To convey Rick’s interactions with the media on this Christian website it’s probably necessary to use euphemisms. For each time Rick used a profanity that suggested the target do something anatomically impossible, I’ll use the phrase “tomato juice.”

Rick’s encounters with reporters usually went like this.

“Hi Rick, this is Andrew Sleazoid from the Washington Post … ”

“Tomato juice.”

“I understand you have known Mark Judge your entire life … ”

“I got nothin’ to say to you.”

“If you just let me help you understand why you should … ”

“Tomato juice!!!” Click.

Some Loser with a Ponytail and a Notebook

Then a reporter from the Washington Post made the mistake of showing up at Rick’s house. Not his mother’s house, where I was staying, but the rural Virginia house where Rick lives with his wife and dogs.

Rick was bartending at the moment, but a neighbor tipped him off that some loser with a ponytail and a notebook was snooping around. Rick suggested the neighbor advise the reporter to … tomato juice.

Then Rick’s phone rang. It was the Post reporter. “I just have two thing to say to you,” Rick said. “Everybody on my street hates the media, and everybody on my street owns a gun.”

At that point the reporter saw the neighbor approaching. Being a member of the media he had probably never seen a genuine firearm before.
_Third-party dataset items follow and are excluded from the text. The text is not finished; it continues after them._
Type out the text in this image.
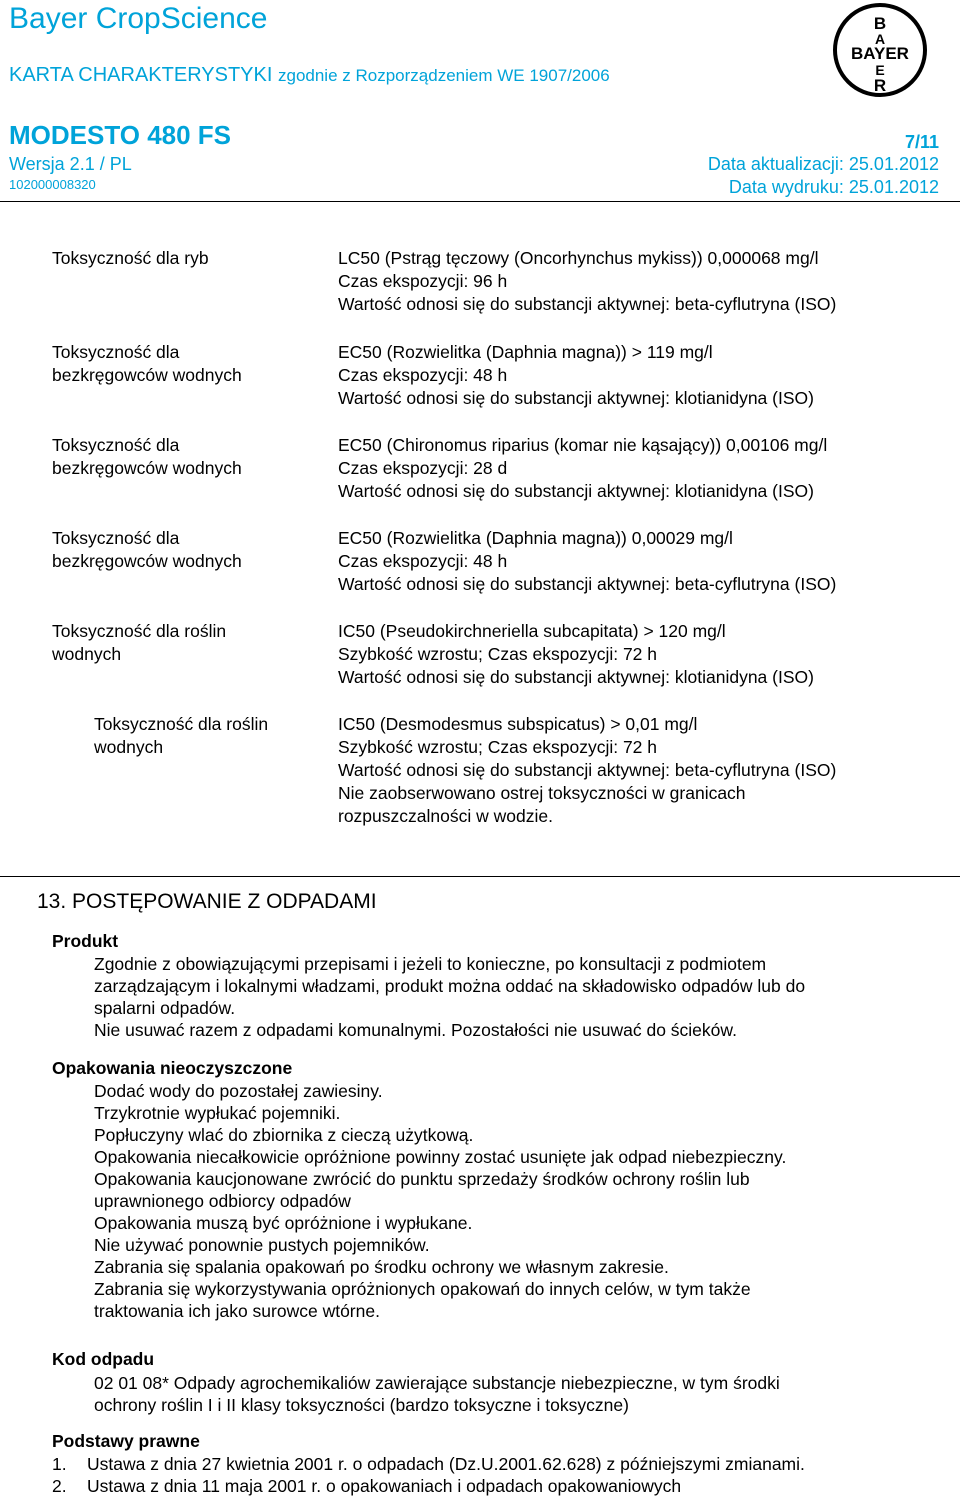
Bayer CropScience
KARTA CHARAKTERYSTYKI zgodnie z Rozporządzeniem WE 1907/2006
MODESTO 480 FS	7/11
Wersja 2.1 / PL
102000008320
Data aktualizacji: 25.01.2012
Data wydruku: 25.01.2012
B
A
BAYER
E
R
Toksyczność dla ryb	LC50 (Pstrąg tęczowy (Oncorhynchus mykiss)) 0,000068 mg/l
Czas ekspozycji: 96 h
Wartość odnosi się do substancji aktywnej: beta-cyflutryna (ISO)
Toksyczność dla
bezkręgowców wodnych
EC50 (Rozwielitka (Daphnia magna)) > 119 mg/l
Czas ekspozycji: 48 h
Wartość odnosi się do substancji aktywnej: klotianidyna (ISO)
Toksyczność dla
bezkręgowców wodnych
EC50 (Chironomus riparius (komar nie kąsający)) 0,00106 mg/l
Czas ekspozycji: 28 d
Wartość odnosi się do substancji aktywnej: klotianidyna (ISO)
Toksyczność dla
bezkręgowców wodnych
EC50 (Rozwielitka (Daphnia magna)) 0,00029 mg/l
Czas ekspozycji: 48 h
Wartość odnosi się do substancji aktywnej: beta-cyflutryna (ISO)
Toksyczność dla roślin
wodnych
IC50 (Pseudokirchneriella subcapitata) > 120 mg/l
Szybkość wzrostu; Czas ekspozycji: 72 h
Wartość odnosi się do substancji aktywnej: klotianidyna (ISO)
Toksyczność dla roślin
wodnych
IC50 (Desmodesmus subspicatus) > 0,01 mg/l
Szybkość wzrostu; Czas ekspozycji: 72 h
Wartość odnosi się do substancji aktywnej: beta-cyflutryna (ISO)
Nie zaobserwowano ostrej toksyczności w granicach
rozpuszczalności w wodzie.
13. POSTĘPOWANIE Z ODPADAMI
Produkt
Zgodnie z obowiązującymi przepisami i jeżeli to konieczne, po konsultacji z podmiotem
zarządzającym i lokalnymi władzami, produkt można oddać na składowisko odpadów lub do
spalarni odpadów.
Nie usuwać razem z odpadami komunalnymi. Pozostałości nie usuwać do ścieków.
Opakowania nieoczyszczone
Dodać wody do pozostałej zawiesiny.
Trzykrotnie wypłukać pojemniki.
Popłuczyny wlać do zbiornika z cieczą użytkową.
Opakowania niecałkowicie opróżnione powinny zostać usunięte jak odpad niebezpieczny.
Opakowania kaucjonowane zwrócić do punktu sprzedaży środków ochrony roślin lub
uprawnionego odbiorcy odpadów
Opakowania muszą być opróżnione i wypłukane.
Nie używać ponownie pustych pojemników.
Zabrania się spalania opakowań po środku ochrony we własnym zakresie.
Zabrania się wykorzystywania opróżnionych opakowań do innych celów, w tym także
traktowania ich jako surowce wtórne.
Kod odpadu
02 01 08* Odpady agrochemikaliów zawierające substancje niebezpieczne, w tym środki
ochrony roślin I i II klasy toksyczności (bardzo toksyczne i toksyczne)
Podstawy prawne
1. Ustawa z dnia 27 kwietnia 2001 r. o odpadach (Dz.U.2001.62.628) z późniejszymi zmianami.
2. Ustawa z dnia 11 maja 2001 r. o opakowaniach i odpadach opakowaniowych
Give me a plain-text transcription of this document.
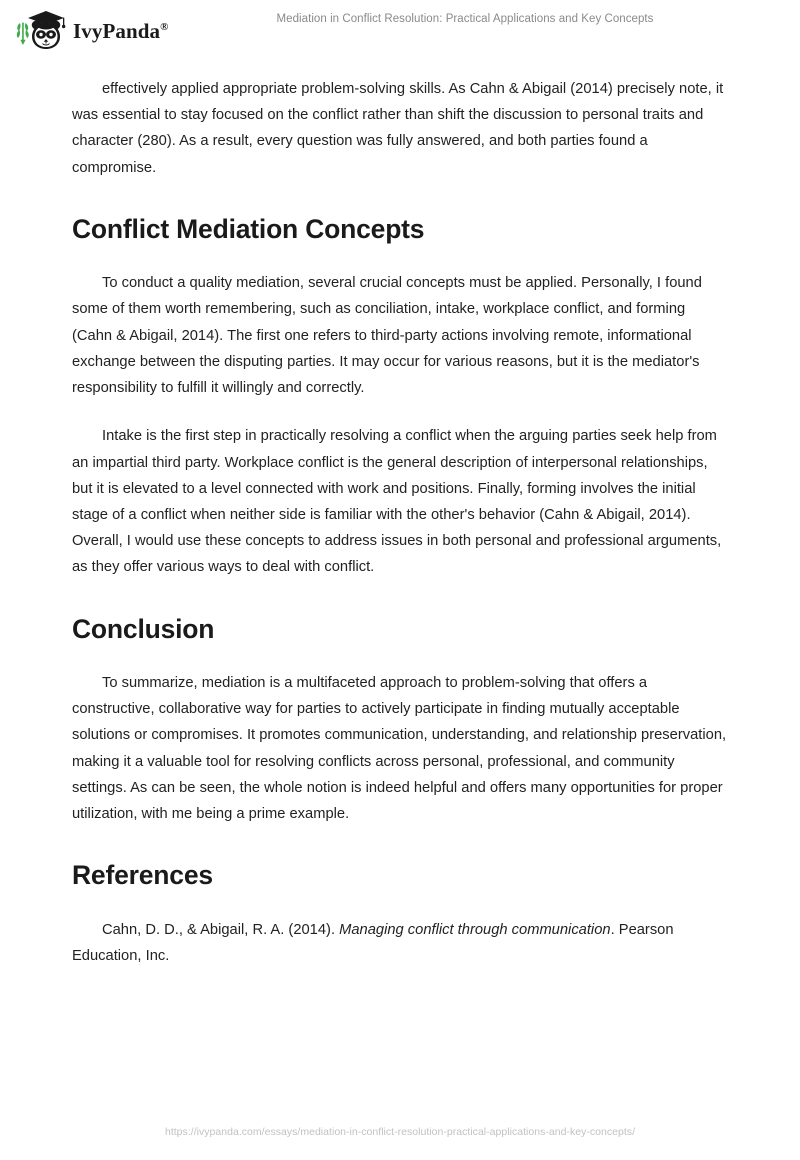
IvyPanda®
Mediation in Conflict Resolution: Practical Applications and Key Concepts

effectively applied appropriate problem-solving skills. As Cahn & Abigail (2014) precisely note, it was essential to stay focused on the conflict rather than shift the discussion to personal traits and character (280). As a result, every question was fully answered, and both parties found a compromise.

Conflict Mediation Concepts

To conduct a quality mediation, several crucial concepts must be applied. Personally, I found some of them worth remembering, such as conciliation, intake, workplace conflict, and forming (Cahn & Abigail, 2014). The first one refers to third-party actions involving remote, informational exchange between the disputing parties. It may occur for various reasons, but it is the mediator's responsibility to fulfill it willingly and correctly.

Intake is the first step in practically resolving a conflict when the arguing parties seek help from an impartial third party. Workplace conflict is the general description of interpersonal relationships, but it is elevated to a level connected with work and positions. Finally, forming involves the initial stage of a conflict when neither side is familiar with the other's behavior (Cahn & Abigail, 2014). Overall, I would use these concepts to address issues in both personal and professional arguments, as they offer various ways to deal with conflict.

Conclusion

To summarize, mediation is a multifaceted approach to problem-solving that offers a constructive, collaborative way for parties to actively participate in finding mutually acceptable solutions or compromises. It promotes communication, understanding, and relationship preservation, making it a valuable tool for resolving conflicts across personal, professional, and community settings. As can be seen, the whole notion is indeed helpful and offers many opportunities for proper utilization, with me being a prime example.

References

Cahn, D. D., & Abigail, R. A. (2014). Managing conflict through communication. Pearson Education, Inc.

https://ivypanda.com/essays/mediation-in-conflict-resolution-practical-applications-and-key-concepts/
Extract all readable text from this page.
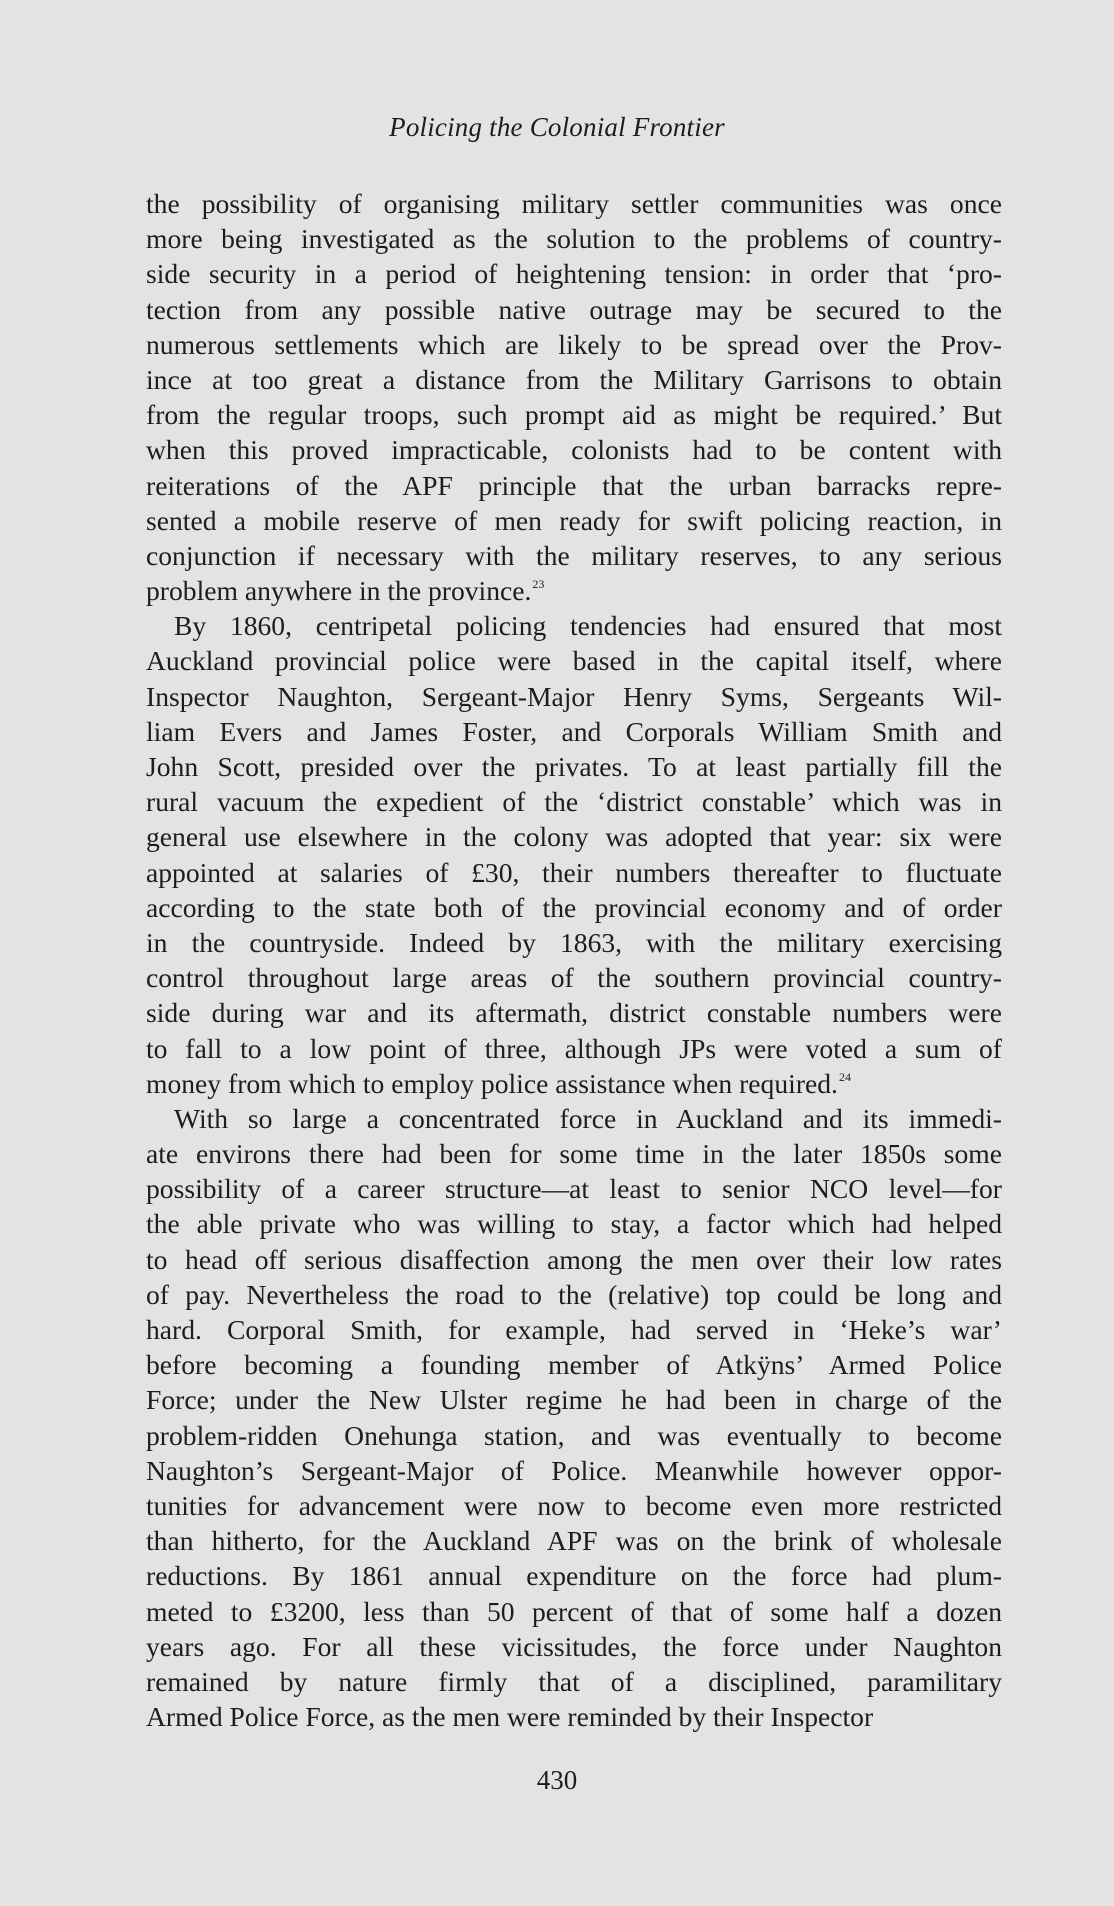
Policing the Colonial Frontier
the possibility of organising military settler communities was once
more being investigated as the solution to the problems of country-
side security in a period of heightening tension: in order that ‘pro-
tection from any possible native outrage may be secured to the
numerous settlements which are likely to be spread over the Prov-
ince at too great a distance from the Military Garrisons to obtain
from the regular troops, such prompt aid as might be required.’ But
when this proved impracticable, colonists had to be content with
reiterations of the APF principle that the urban barracks repre-
sented a mobile reserve of men ready for swift policing reaction, in
conjunction if necessary with the military reserves, to any serious
problem anywhere in the province.$^{23}$
By 1860, centripetal policing tendencies had ensured that most
Auckland provincial police were based in the capital itself, where
Inspector Naughton, Sergeant-Major Henry Syms, Sergeants Wil-
liam Evers and James Foster, and Corporals William Smith and
John Scott, presided over the privates. To at least partially fill the
rural vacuum the expedient of the ‘district constable’ which was in
general use elsewhere in the colony was adopted that year: six were
appointed at salaries of £30, their numbers thereafter to fluctuate
according to the state both of the provincial economy and of order
in the countryside. Indeed by 1863, with the military exercising
control throughout large areas of the southern provincial country-
side during war and its aftermath, district constable numbers were
to fall to a low point of three, although JPs were voted a sum of
money from which to employ police assistance when required.$^{24}$
With so large a concentrated force in Auckland and its immedi-
ate environs there had been for some time in the later 1850s some
possibility of a career structure—at least to senior NCO level—for
the able private who was willing to stay, a factor which had helped
to head off serious disaffection among the men over their low rates
of pay. Nevertheless the road to the (relative) top could be long and
hard. Corporal Smith, for example, had served in ‘Heke’s war’
before becoming a founding member of Atkÿns’ Armed Police
Force; under the New Ulster regime he had been in charge of the
problem-ridden Onehunga station, and was eventually to become
Naughton’s Sergeant-Major of Police. Meanwhile however oppor-
tunities for advancement were now to become even more restricted
than hitherto, for the Auckland APF was on the brink of wholesale
reductions. By 1861 annual expenditure on the force had plum-
meted to £3200, less than 50 percent of that of some half a dozen
years ago. For all these vicissitudes, the force under Naughton
remained by nature firmly that of a disciplined, paramilitary
Armed Police Force, as the men were reminded by their Inspector
430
He beat a quick retreat.

“I Just Need You to Trust Me.”

I went to the bar where Rick works and told him I needed to hang out by the beach for a couple days just to try and not get killed by politicians and the media. I was planning on a motel. Rick reached into his pocket and produced a key to his mother’s beach house. I couldn’t believe his generosity.

In a lot of movies there’s a scene where the protagonist is almost out of options. He goes to an old friend and says to them, “I can’t really get you involved in this. I just need you to trust me. I need a car and a place to stay for a few days.” The friend replies, “You need a few bucks with that?” That’s the kind of guy Rick is. The kind of guy our media hate and fear.

 

Mark Judge is a writer and filmmaker in Washington, D.C.